You can hear the interview here, in which the Cardinal argues that the recognition of homosexual “marriage” would be in contravention of the United Nations Declaration of Human Rights, which defines marriage as being between a man and a woman. He also draws attention to the fact that as an institution, marriage pre-dates government.
The Cardinal is not the only churchman to have spoken out on the subject, as John Duddington’s CTS bookletChristians and the state explains:
“At present under the Civil Partnerships Act 2004 it is possible for homosexual couples to enter into a civil partnership but not to marry. However in 2011 the UK Government and the Scottish Government said that they were to begin consultations on the legalising of same-sex marriage. This is despite the clear statement of the Government, when civil partnerships were legalized, that it had no intention of introducing same-sex marriage.
Archbishop Peter Smith of Southwark has said that
‘Marriage does not belong to the state any more than it belongs to the church. It is a fundamental human institution rooted in human nature itself’.
Thus Catholics would argue that any legislation providing for same sex marriages is against the natural law and as such we are bound to oppose any law which allows it.
Pope Benedict XVI, whilst not referring directly to UK legislation on civil partnerships, has referred to what he sees as the danger of the relationship between man and woman
‘becoming increasingly detached from legal forms, whilst at the same time homosexual partnerships are increasingly viewed as equal in rank to marriage’. This trend, he says, departs from the ‘entire moral history of mankind’.”
In an article in The Daily Telegraph this weekend the Cardinal is quoted:
“Imagine for a moment that the Government had decided to legalise slavery but assured us that ‘no one will be forced to keep a slave’.
“Would such worthless assurances calm our fury?

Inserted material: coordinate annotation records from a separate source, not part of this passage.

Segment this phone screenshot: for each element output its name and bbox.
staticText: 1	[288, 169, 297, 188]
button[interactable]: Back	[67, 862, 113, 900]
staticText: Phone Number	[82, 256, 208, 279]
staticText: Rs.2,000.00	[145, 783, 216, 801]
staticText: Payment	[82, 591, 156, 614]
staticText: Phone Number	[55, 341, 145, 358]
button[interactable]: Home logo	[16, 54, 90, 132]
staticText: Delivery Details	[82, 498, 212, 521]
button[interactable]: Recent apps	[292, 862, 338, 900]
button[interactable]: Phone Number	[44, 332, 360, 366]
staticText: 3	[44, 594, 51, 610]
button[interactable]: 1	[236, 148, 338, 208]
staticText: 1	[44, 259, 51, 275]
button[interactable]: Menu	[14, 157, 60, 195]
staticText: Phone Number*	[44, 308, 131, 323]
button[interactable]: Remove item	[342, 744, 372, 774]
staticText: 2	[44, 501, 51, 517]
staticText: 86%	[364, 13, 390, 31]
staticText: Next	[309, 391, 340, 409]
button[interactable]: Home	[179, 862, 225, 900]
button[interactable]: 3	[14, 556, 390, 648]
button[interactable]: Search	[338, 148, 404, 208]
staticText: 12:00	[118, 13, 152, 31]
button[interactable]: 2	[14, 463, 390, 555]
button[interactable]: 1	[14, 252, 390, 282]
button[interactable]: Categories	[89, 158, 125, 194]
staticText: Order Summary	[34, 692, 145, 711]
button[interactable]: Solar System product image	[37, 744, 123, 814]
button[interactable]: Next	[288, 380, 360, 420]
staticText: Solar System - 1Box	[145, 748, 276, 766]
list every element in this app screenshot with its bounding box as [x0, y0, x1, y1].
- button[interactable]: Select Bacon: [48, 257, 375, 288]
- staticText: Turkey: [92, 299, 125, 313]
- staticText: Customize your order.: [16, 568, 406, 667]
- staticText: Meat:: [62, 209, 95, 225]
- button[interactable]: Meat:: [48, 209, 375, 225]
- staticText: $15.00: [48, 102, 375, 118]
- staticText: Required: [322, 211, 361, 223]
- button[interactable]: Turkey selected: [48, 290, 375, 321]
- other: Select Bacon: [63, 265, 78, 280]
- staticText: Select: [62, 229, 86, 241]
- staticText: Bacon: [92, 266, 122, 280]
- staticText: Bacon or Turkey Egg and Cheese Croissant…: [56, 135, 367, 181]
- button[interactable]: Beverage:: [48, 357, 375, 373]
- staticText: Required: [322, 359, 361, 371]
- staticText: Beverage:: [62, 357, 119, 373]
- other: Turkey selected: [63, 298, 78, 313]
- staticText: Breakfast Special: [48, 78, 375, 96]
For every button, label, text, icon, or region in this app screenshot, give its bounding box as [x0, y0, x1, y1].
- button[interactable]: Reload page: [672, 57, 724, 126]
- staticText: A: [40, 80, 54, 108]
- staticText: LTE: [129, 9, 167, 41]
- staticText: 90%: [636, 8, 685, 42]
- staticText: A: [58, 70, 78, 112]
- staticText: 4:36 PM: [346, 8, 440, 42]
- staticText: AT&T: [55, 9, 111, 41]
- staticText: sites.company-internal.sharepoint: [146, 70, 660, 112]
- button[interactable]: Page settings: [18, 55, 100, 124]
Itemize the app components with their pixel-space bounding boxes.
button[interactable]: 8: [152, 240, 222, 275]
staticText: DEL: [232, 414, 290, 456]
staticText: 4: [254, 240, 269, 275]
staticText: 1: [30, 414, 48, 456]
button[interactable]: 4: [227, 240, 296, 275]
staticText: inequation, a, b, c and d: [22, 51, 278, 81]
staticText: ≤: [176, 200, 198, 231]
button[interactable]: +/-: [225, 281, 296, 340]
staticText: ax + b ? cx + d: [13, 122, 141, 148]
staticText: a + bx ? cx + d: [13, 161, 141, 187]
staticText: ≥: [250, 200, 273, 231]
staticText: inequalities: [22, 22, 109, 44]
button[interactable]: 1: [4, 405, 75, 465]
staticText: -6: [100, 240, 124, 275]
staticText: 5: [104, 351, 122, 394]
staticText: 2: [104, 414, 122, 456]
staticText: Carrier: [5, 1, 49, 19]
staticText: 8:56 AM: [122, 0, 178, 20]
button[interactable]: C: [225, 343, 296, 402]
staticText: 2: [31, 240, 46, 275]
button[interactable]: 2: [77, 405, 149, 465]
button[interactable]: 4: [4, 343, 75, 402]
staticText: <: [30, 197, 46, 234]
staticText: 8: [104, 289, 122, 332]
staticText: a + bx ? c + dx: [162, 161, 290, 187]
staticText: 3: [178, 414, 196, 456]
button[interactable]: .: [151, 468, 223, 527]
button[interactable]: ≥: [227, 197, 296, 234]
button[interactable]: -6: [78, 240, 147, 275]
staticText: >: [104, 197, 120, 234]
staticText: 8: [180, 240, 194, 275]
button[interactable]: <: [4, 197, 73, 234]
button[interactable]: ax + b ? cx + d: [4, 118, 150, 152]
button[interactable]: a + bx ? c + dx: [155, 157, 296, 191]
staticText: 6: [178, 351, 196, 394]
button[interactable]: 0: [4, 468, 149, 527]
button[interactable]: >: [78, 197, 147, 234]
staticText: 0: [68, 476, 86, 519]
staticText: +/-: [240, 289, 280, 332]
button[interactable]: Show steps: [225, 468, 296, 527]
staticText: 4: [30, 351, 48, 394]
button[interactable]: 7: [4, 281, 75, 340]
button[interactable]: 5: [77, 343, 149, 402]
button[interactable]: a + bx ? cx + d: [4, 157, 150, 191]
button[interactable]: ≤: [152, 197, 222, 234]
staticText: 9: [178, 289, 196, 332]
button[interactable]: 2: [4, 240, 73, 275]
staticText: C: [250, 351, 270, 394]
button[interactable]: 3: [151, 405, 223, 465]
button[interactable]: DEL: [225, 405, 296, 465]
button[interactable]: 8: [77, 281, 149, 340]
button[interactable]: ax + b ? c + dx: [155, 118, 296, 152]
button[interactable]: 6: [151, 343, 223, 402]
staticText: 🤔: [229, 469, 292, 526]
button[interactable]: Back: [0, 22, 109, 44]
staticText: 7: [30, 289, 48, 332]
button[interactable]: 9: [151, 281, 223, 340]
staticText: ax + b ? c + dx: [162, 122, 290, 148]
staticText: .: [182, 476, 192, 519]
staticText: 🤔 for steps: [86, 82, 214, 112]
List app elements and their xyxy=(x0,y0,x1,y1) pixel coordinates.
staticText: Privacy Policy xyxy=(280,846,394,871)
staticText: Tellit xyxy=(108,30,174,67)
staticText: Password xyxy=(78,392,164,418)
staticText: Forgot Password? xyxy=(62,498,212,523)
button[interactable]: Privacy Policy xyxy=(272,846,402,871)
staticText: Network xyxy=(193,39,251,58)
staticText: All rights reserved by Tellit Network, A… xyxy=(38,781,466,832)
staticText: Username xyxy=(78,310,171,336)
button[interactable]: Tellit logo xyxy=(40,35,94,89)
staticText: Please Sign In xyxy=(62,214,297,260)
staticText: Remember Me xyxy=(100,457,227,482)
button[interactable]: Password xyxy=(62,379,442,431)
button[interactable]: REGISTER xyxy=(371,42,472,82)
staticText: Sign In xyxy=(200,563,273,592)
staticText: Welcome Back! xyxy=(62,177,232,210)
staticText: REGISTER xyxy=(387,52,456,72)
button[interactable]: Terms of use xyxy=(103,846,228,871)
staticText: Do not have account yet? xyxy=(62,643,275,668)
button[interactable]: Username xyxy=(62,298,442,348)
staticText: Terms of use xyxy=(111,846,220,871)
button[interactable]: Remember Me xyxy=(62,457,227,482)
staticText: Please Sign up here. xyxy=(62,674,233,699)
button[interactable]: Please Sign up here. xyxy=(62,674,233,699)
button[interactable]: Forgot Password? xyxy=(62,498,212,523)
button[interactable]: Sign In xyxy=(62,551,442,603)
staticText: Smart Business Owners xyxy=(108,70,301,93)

Would they justify dismantling a fundamental human right? Or would they simply amount to weasel words masking a great wrong?”
In his article Cardinal O’Brien said that “no government has the moral authority to dismantle the universally understood meaning of marriage”.
He pointed to the Universal Declaration of Human Rights, where marriage defined as a relationship between a man and a woman. He argued that same-sex marriage would be a “grotesque subversion of a universally accepted human right”.
He described the consequences of such legislation, saying: “If same-sex marriage is enacted into law what will happen to the teacher who wants to tell pupils that marriage can only mean – and has only ever meant – the union of a man and a woman?
“Will that teacher’s right to hold and teach this view be respected or will it be removed? Will both teacher and pupils simply become the next victims of the tyranny of tolerance, heretics, whose dissent from state-imposed orthodoxy must be crushed at all costs?” he said.